Rafaela Gasparotto Orlandini Carvalhaes —
A prova foi excelente, tanto com relação ao número de participantes, 46 inscritos, quanto ao desempenho dos conjuntos. A nova gestão da SHBR, sob a direção de Hurlein Huerb, não poupou esforços para proporcionar as melhores condições e estrutura para esta primeira etapa. Contamos com a participação de seis entidades: BCC, CET, SHbr, CHP, CITTAC e do 1º RCG, que trouxe vários atletas, incluindo, o novo comandante, Eduardo Schlup. Tivemos também uma distribuição equilibrada de atletas entre as séries e um número excelente de conjuntos na séries média 2 e forte 1.

Esperávamos, no entanto, mais de 60 conjuntos, pois um dos clubes que, no ano passado, se destacou com sua equipe — CHLS — passou por recente reformulação na gestão da escola de equitação, que agora passa a ser administrada pela escola do Cabral. Infelizmente, nesta transição, houve uma descontinuidade nas aulas de adestramento o que não possibilitou que 16 conjuntos habituais participassem da nossa abertura. Esperamos que até a próxima etapa tudo já esteja restabelecido e organizado.

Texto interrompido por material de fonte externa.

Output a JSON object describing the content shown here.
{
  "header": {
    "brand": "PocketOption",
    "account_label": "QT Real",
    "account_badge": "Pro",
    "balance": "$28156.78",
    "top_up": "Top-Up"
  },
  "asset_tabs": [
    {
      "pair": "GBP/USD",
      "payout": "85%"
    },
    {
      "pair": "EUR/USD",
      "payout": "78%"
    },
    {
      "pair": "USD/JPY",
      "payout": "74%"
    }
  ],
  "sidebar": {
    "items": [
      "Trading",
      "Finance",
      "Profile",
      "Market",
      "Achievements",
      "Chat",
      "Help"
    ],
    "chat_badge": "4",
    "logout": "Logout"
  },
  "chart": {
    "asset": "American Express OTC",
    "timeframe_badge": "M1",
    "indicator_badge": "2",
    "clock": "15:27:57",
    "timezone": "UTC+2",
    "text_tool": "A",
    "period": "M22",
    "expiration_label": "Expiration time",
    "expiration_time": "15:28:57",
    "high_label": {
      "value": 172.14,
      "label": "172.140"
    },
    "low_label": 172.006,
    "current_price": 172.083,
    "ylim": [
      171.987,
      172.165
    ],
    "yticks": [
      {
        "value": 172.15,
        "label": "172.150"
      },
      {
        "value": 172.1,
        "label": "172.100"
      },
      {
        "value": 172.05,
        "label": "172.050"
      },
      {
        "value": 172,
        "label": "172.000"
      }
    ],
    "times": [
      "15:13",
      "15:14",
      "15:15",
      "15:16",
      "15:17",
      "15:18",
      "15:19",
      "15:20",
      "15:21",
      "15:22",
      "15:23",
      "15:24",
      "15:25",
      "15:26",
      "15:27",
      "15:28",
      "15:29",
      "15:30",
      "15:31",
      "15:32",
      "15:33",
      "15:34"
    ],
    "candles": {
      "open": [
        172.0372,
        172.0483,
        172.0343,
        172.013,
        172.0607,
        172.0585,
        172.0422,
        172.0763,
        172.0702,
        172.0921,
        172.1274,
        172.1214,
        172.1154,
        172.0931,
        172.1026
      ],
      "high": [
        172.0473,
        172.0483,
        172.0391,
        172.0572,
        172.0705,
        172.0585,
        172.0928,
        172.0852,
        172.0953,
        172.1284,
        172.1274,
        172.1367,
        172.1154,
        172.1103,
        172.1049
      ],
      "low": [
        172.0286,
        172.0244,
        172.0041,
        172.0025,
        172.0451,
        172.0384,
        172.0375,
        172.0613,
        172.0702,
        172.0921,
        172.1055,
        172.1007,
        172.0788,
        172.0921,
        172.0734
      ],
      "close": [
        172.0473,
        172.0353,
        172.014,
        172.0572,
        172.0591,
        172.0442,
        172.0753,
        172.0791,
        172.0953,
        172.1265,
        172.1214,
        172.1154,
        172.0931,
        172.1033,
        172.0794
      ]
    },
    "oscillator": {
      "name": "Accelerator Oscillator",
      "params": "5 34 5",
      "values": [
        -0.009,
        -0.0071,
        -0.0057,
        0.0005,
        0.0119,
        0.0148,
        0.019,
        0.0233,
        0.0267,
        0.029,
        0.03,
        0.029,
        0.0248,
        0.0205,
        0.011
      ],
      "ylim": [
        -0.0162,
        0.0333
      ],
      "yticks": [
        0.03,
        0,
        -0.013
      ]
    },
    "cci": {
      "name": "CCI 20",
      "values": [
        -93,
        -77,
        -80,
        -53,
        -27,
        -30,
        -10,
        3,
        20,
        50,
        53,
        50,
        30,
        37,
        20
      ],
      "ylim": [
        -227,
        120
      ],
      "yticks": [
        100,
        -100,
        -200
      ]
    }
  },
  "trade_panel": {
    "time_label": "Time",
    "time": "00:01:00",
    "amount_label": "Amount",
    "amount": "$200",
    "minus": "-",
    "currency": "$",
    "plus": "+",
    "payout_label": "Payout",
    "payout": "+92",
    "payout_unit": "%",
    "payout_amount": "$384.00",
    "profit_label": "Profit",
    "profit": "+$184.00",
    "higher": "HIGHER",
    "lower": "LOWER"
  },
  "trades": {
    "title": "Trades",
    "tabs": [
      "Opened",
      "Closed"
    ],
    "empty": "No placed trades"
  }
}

Outra novidade foi a inclusão da série equitação especial, dedicada a atletas autistas, deficientes intelectuais e Síndrome de Down. Esta série segue as diretrizes da Equitação Virtus Americas, que fomenta a equitação de alto rendimento e inicia o seu trabalho no Brasil e em Brasília neste ano. É dividida em três níveis: iniciante, média e avançada.

Para 2024, quais são seus planos à frente da diretoria de adestramento?
Nossos planos são manter o fomento para as categorias de base, proporcionar as clínicas ao longo do ano e, assim, o aprimoramento dos nossos atletas. De 3 a 7 de abril, teremos a primeira clínica com Guto Faria, que fará 50 aulas neste período e cujas vagas praticamente já estão preenchidas. Vamos também fazer um belo CAN, que será simultâneo ao Campeonato do Exército e temos já confirmados 6 juízes nacionais

O calendário de Brasília tem Desafio Brasil e CAN. Qual é a importância de receber provas deste porte?
Para nós que estamos distantes dos centros onde estas provas nacionais geralmente acontecem é de suma importância a realização e o contato dos atletas com um julgamento a nível nacional. Pretendemos, em algumas de nossas etapas internas, termos sempre um juiz nacional para além de julgarem nossos atletas reciclarem e formarem nosso quadro regional.

Brasília tradicionalmente compete no Brasileiro. O plano é marcar presença em 2024?
Creio que sim; estaremos trabalhando para isto.

Vocês estão fazendo algo para fomentar o aumento do quadro de juízes?
Fizemos solicitação de cursos de juízes e comissários; estamos aguardando as definições e confirmação de datas para isto. Especialmente, para os atletas do paraequestre. Além disto contamos sempre com o apoio do 1º RCG na indicação de oficiais com curso de equitação para abrilhantar nosso quadro de juízes.